Positioning Appealing to a Different Customer Need

Different customers are attracted by different attributes of a product or service. Companies such as DJC, Southwest Airlines and Wal-Mart for example, have attempted to differentiate themselves by offering the lowest price. Others, such as Crown Equipment, sought to attract customers who want higher performance, features or appearance. Still others such as ACC sought to differentiate themselves through superior flexibility or innovativeness. A company that decides to pursue a certain form of differentiation cannot, of course gain any long term advantage over its competitors to use the same operations structure and infrastructure as they do. Strategic fit requires that, having decided what kind of superiority it wants to achieve, it must configure and manage its operations organization so as to provide that form of advantage most effectively.

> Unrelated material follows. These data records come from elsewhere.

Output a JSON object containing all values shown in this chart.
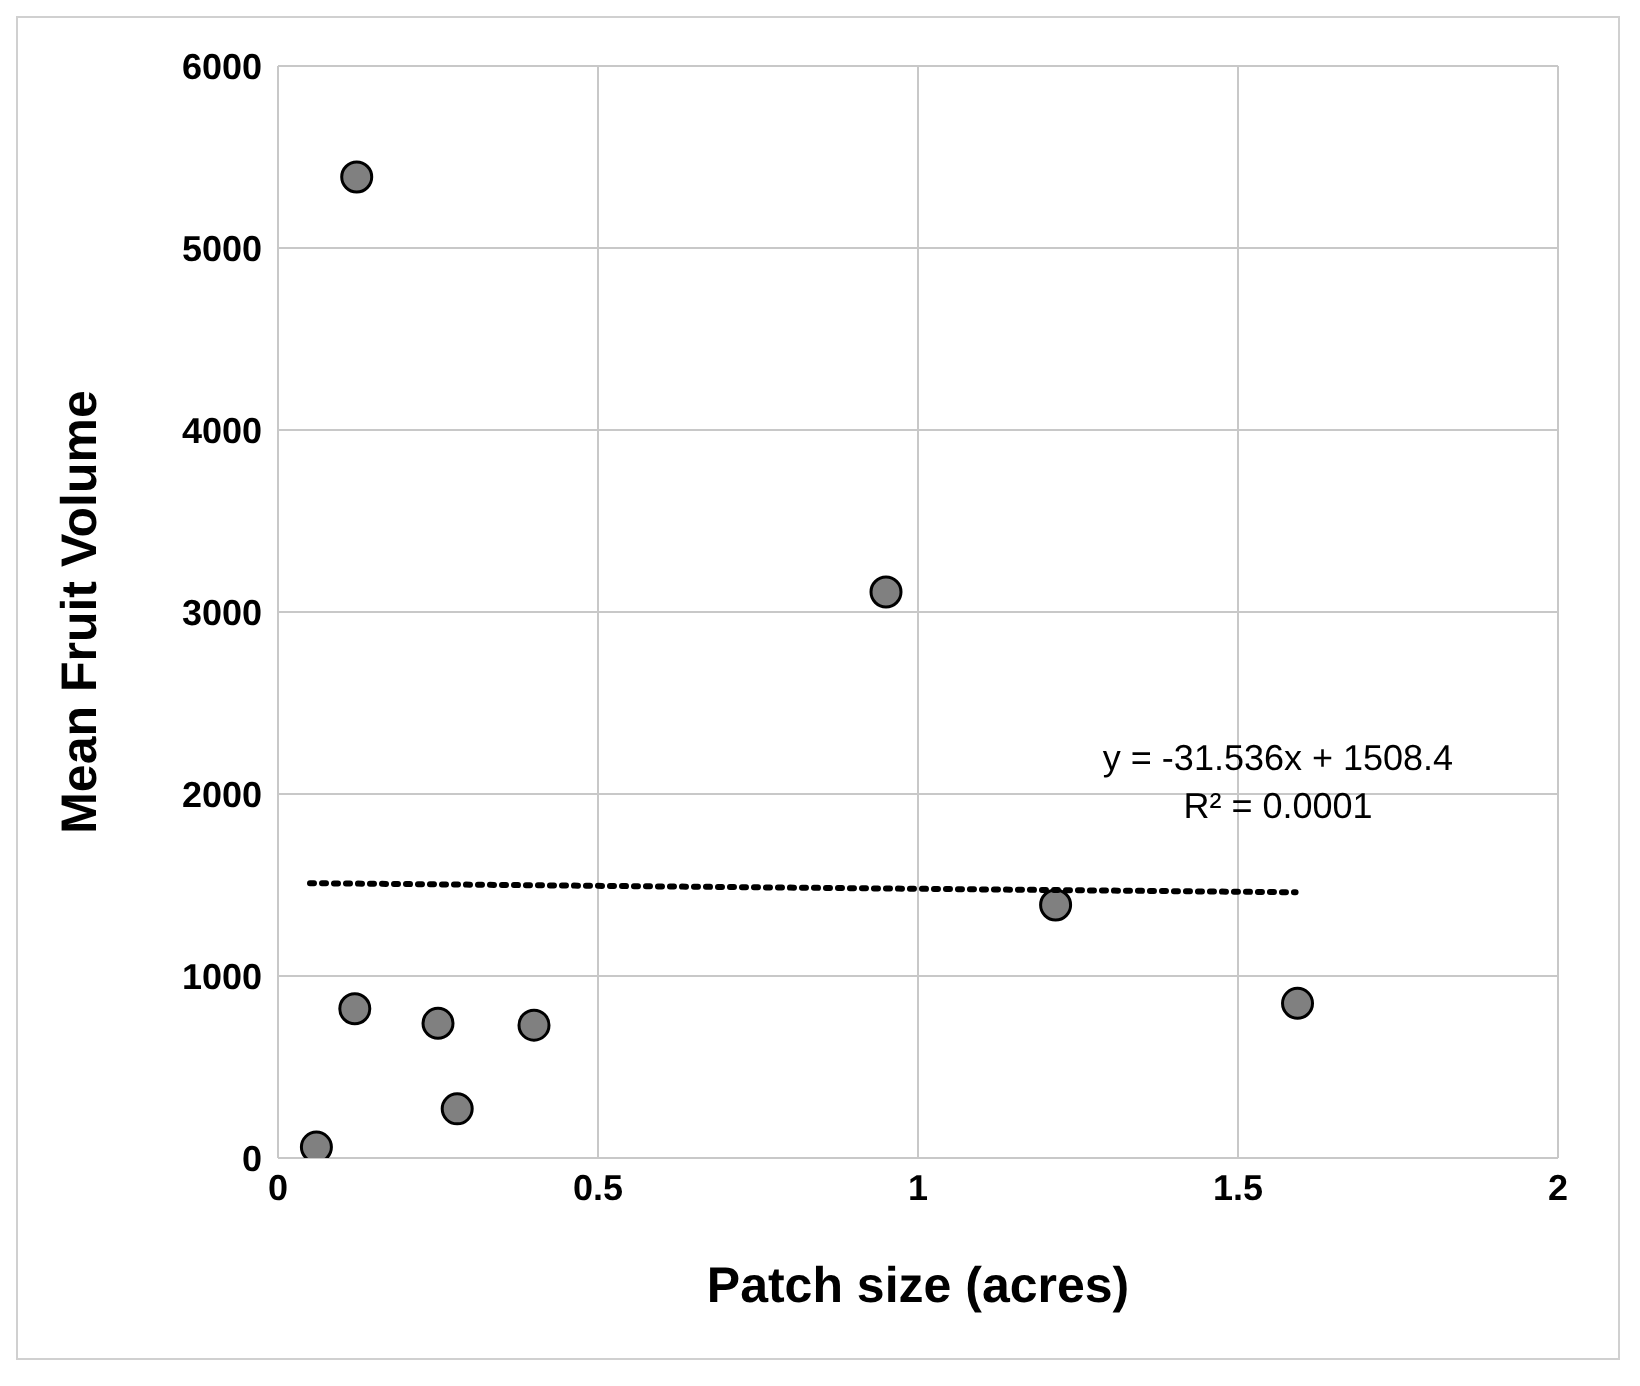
{
  "chart_data": {
    "type": "scatter",
    "xlabel": "Patch size (acres)",
    "ylabel": "Mean Fruit Volume",
    "xlim": [
      0,
      2
    ],
    "xticks": [
      0,
      0.5,
      1,
      1.5,
      2
    ],
    "ylim": [
      0,
      6000
    ],
    "yticks": [
      0,
      1000,
      2000,
      3000,
      4000,
      5000,
      6000
    ],
    "grid": true,
    "marker": "circle",
    "series": [
      {
        "color": "#808080",
        "x": [
          0.06,
          0.123,
          0.12,
          0.25,
          0.28,
          0.4,
          0.95,
          1.215,
          1.593
        ],
        "values": [
          60,
          5390,
          820,
          740,
          270,
          730,
          3110,
          1390,
          850
        ]
      },
      {
        "type": "line",
        "color": "#000000",
        "line_style": "dotted",
        "marker": "none",
        "x": [
          0.05,
          1.59
        ],
        "values": [
          1510,
          1460
        ]
      }
    ],
    "annotations": [
      "y = -31.536x + 1508.4",
      "R² = 0.0001"
    ]
  }
}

A company that seeks to provide superior product performance or precision for example, may need to acquire (or build) special production equipment and design and /or make some of its own components to standards that are higher than those available from external suppliers. It may also locate in regions that give it access to higher worker skills, and adopt internal measurement / reward systems that promote continual improvement in product performance. Its operating systems would be far different than those adopted by DJC, ACC’s Japanese competitor,  which focused on being the lowest cost producer and therefore favoured product designs that sought the lowest possible material and processing costs while just meeting customers’ product specifications as well as proven manufacturing processes rather than newer processes whose reliability was still in question, and a production control system that gave top priority to achieving the highest possible utilization of its equipment and people.

Reviewing in this light the various examples of competitive attacks described above one sees that some were based on a company’s decision to address a critical need (sometimes a latent need) of some group of customers that its competitors had not given high priority to. Such opportunities often arise when customers’ needs evolve over time,   or when these competitors attempt to address certain customer needs by making operating choices that impair their ability to meet other needs. APM clawed its way into the Australian fine papers market primarily by offering superior ( its reconditioned paper machine was able to make much smoother paper)  and customer responsiveness. It tried to match its competitors’ prices but did not try to match their range of products or the variety of sizes and packages they offered. A large segment of the Australian market, it turned out, was more interested in high quality and rapid, dependable delivery than in a broad range of products and packages size.

This kind of attack mirrors that followed by Japanese auto producers when they first entered the US market. They offered cars that had fewer surface defects, superior economy and reliability and low maintenance all at prices comparable with lower than their larger competitors. US auto producers had long assumed that American customers were more interested in styling horsepower and exotic options – assumptions that proved to be out dated during the 1980s.

Crown Equipment’s strategy of designing radically new lift trucks was reinforced by its ability to design and manufacture its own components. Its competitors were constrained from being too innovative because they relied on outside suppliers to provide most of the components (often based on standard designs) incorporated in their products. Crown’s  ability to customize its products to meet the specific needs of individual customer’s was similarly due to the fact that it had adopted and perfected a production process whereby batches of varying size were assembled using small teams of broadly skilled workers to perform a sequence of tasks in the same workspace. The flexibility of several of its larger competitors in contrast, was constrained by their use of assembly lines that were set up for long runs and staffed by workers having more limited skills.

These examples provide another explanation why entrenched competitors often respond to attacks so slowly and ineffectively. Once Company A has configured its operating systems with the goal of achieving superiority along certain competitive dimensions it becomes very difficult to match the performance that a new competitor has been able to achieve along other dimensions through an operating organization that was expressly designed with those other dimensions in mind.   Company A can’t adapt effectively to a new set of competitive priorities by making a few simple alterations. A number of interacting changes are required and this takes time – as well as money and a sense of urgency. Faced with the prospect of such wholesale restructuring it is easy to delude yourself with the notion that the competitive advantages your new competitor is offering will appeal only to a small segment of the market, or are just a passing fancy  that customers will soon tire of ( and compounding this leap of faith will then return top valuing the competitive advantages that you have traditionally provided them)  Or that the approach being followed by this competitor ( while effective at small volumes in specific industries and in certain geographic regions)  can’t be scaled  up or transferred to other industries and regions.